Yazmaya ne zaman başladınız? Sizi yazmaya yönlendiren sebepleri merak ediyoruz. 
Yazmaya lise yıllarımda başladım. Yazmaya yönlendiren içimdeki sıkışmış duygularım. O yıllarda kendi duygumla ötekini tanımlamak üzerine yazıyordum. Sonra bir süre ara verdim. Son beş yıldır yazıyorum. Son beş yıldır da ‘’şuan bende ne oluyor’’ diye duraklayıp bir bakma isteğim ve olan şey üzerine düşünmek isteyişimden kaynaklanıyor. İnsanlar genelde zor duygularından kaçmak, kendilerini sürekli ‘’iyi hissetmek’’ isterler. Yaşam bize acıyı da tatlıyı da yüklemiştir. Sıkıntılı duygulara katlanıp, onu anlamlandırıp hoş duygularımızla karıştırabildiğimiz müddetçe yaşamımızı dingin ve huzurlu hale getirebiliriz. Mehmet Zihni Sungur da söylediği gibi beyazda siyahı, siyahta beyazı görebilmektir. Pür iyi veya kötü insan, olay, durum yoktur. Yaşamı gri görebilmektir. İyi duyguda kalıp sıkıntılı duygudan kurtulma çabamız bizi sorumluluktan uzaklaştırır, birçok benzer pişmanlıkları doğurur, daldan dala savrulmamıza, kısır bir döngü içinde kalmamıza neden olur. Dünya da her zaman zor durumla karşılaşabiliriz. Yaşam uçlarda yaşanarak savrulacak bir yer değil. Benim de her insan gibi zor zamanlarım ve duygularım oldu, olacaktır. Bu duygularımdan kaçmak yerine, sıkıntılı duygularımı irdelemek, anlamlandırmak ve yaşamıma dahil etme isteğim beni yazmaya yönlendirdi. 

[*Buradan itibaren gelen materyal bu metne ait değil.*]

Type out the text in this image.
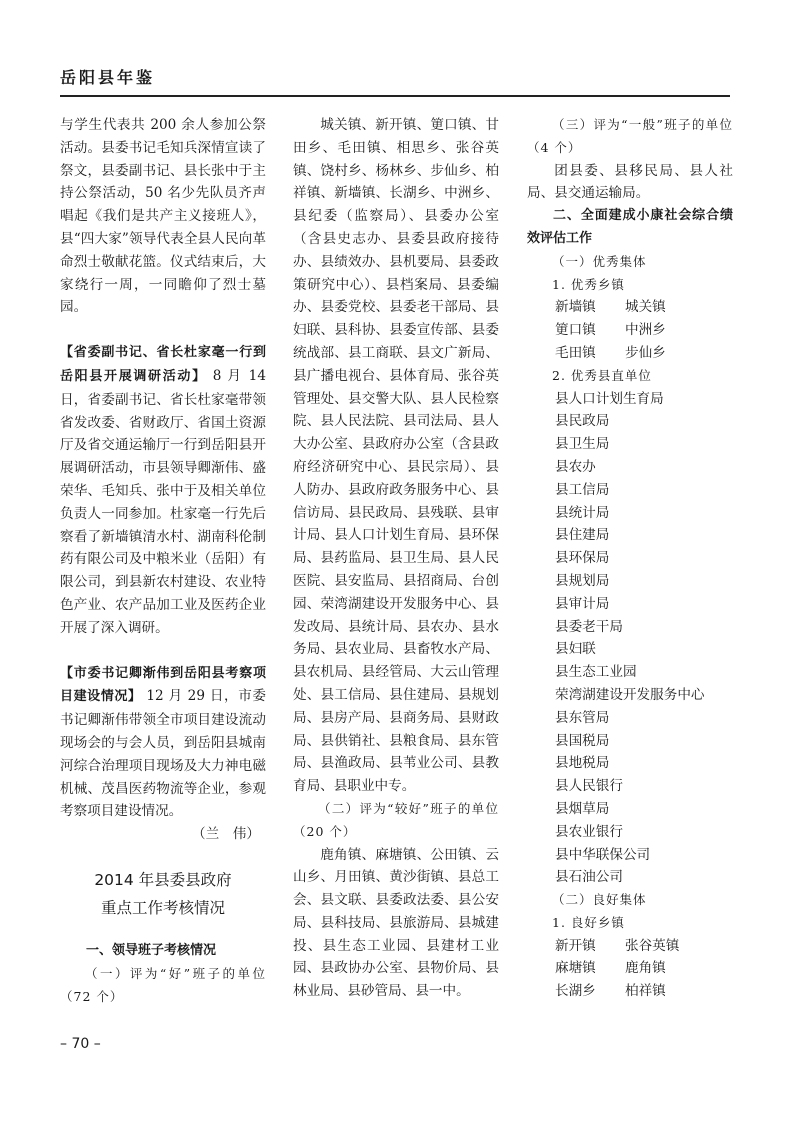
岳阳县年鉴

与学生代表共 200 余人参加公祭活动。县委书记毛知兵深情宣读了祭文，县委副书记、县长张中于主持公祭活动，50 名少先队员齐声唱起《我们是共产主义接班人》，县“四大家”领导代表全县人民向革命烈士敬献花篮。仪式结束后，大家绕行一周，一同瞻仰了烈士墓园。

【省委副书记、省长杜家毫一行到岳阳县开展调研活动】 8 月 14 日，省委副书记、省长杜家毫带领省发改委、省财政厅、省国土资源厅及省交通运输厅一行到岳阳县开展调研活动，市县领导卿渐伟、盛荣华、毛知兵、张中于及相关单位负责人一同参加。杜家毫一行先后察看了新墙镇清水村、湖南科伦制药有限公司及中粮米业（岳阳）有限公司，到县新农村建设、农业特色产业、农产品加工业及医药企业开展了深入调研。

【市委书记卿渐伟到岳阳县考察项目建设情况】 12 月 29 日，市委书记卿渐伟带领全市项目建设流动现场会的与会人员，到岳阳县城南河综合治理项目现场及大力神电磁机械、茂昌医药物流等企业，参观考察项目建设情况。

（兰　伟）

2014 年县委县政府
重点工作考核情况

一、领导班子考核情况

（一）评为“好”班子的单位（72 个）

城关镇、新开镇、筻口镇、甘田乡、毛田镇、相思乡、张谷英镇、饶村乡、杨林乡、步仙乡、柏祥镇、新墙镇、长湖乡、中洲乡、县纪委（监察局）、县委办公室（含县史志办、县委县政府接待办、县绩效办、县机要局、县委政策研究中心）、县档案局、县委编办、县委党校、县委老干部局、县妇联、县科协、县委宣传部、县委统战部、县工商联、县文广新局、县广播电视台、县体育局、张谷英管理处、县交警大队、县人民检察院、县人民法院、县司法局、县人大办公室、县政府办公室（含县政府经济研究中心、县民宗局）、县人防办、县政府政务服务中心、县信访局、县民政局、县残联、县审计局、县人口计划生育局、县环保局、县药监局、县卫生局、县人民医院、县安监局、县招商局、台创园、荣湾湖建设开发服务中心、县发改局、县统计局、县农办、县水务局、县农业局、县畜牧水产局、县农机局、县经管局、大云山管理处、县工信局、县住建局、县规划局、县房产局、县商务局、县财政局、县供销社、县粮食局、县东管局、县渔政局、县苇业公司、县教育局、县职业中专。

（二）评为“较好”班子的单位（20 个）

鹿角镇、麻塘镇、公田镇、云山乡、月田镇、黄沙街镇、县总工会、县文联、县委政法委、县公安局、县科技局、县旅游局、县城建投、县生态工业园、县建材工业园、县政协办公室、县物价局、县林业局、县砂管局、县一中。

（三）评为“一般”班子的单位（4 个）

团县委、县移民局、县人社局、县交通运输局。

二、全面建成小康社会综合绩效评估工作

（一）优秀集体

1. 优秀乡镇

新墙镇	城关镇
筻口镇	中洲乡
毛田镇	步仙乡

2. 优秀县直单位

县人口计划生育局
县民政局
县卫生局
县农办
县工信局
县统计局
县住建局
县环保局
县规划局
县审计局
县委老干局
县妇联
县生态工业园
荣湾湖建设开发服务中心
县东管局
县国税局
县地税局
县人民银行
县烟草局
县农业银行
县中华联保公司
县石油公司

（二）良好集体

1. 良好乡镇

新开镇	张谷英镇
麻塘镇	鹿角镇
长湖乡	柏祥镇
– 70 –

Mesleğinizin yazma serüvenine katkısı oldu mu? Karakterleri oluştururken danışanlarınızdan etkilendiğiniz oldu mu?
Elbette. Kaçgın apartmanı romanım psikolojik bir roman. Kullandığım ve ilgi duyduğum psikodinamik psikoterapiye göre gelen danışanı sorunundan, girişinden, oturuşundan, kullandığı kelimelerden, apartmanda oturduğu kattan saniyeler içerisinde kafamızda bir analize gidebiliyoruz. Tabi bunlar hipotez halinde duruyor. Kişinin öznel yaşamını tanıdıkça netleşiyor. Bu sebeple Kaçgın apartmanının her penceresi farklıdır ve bir anlamı vardır. Freud’un dediği gibi ‘’gerçeklik parmak uçlarından fışkırır, onu asla saklayamazsınız’’ Kaçgın apartmanı romanımda insandan analize değil, analizden insana gittim.  Analizden insana giderken tabii ki danışanlarımın hikayelerinden, çevremdeki insanlardan ve kendimden de bir şeyler kattım. 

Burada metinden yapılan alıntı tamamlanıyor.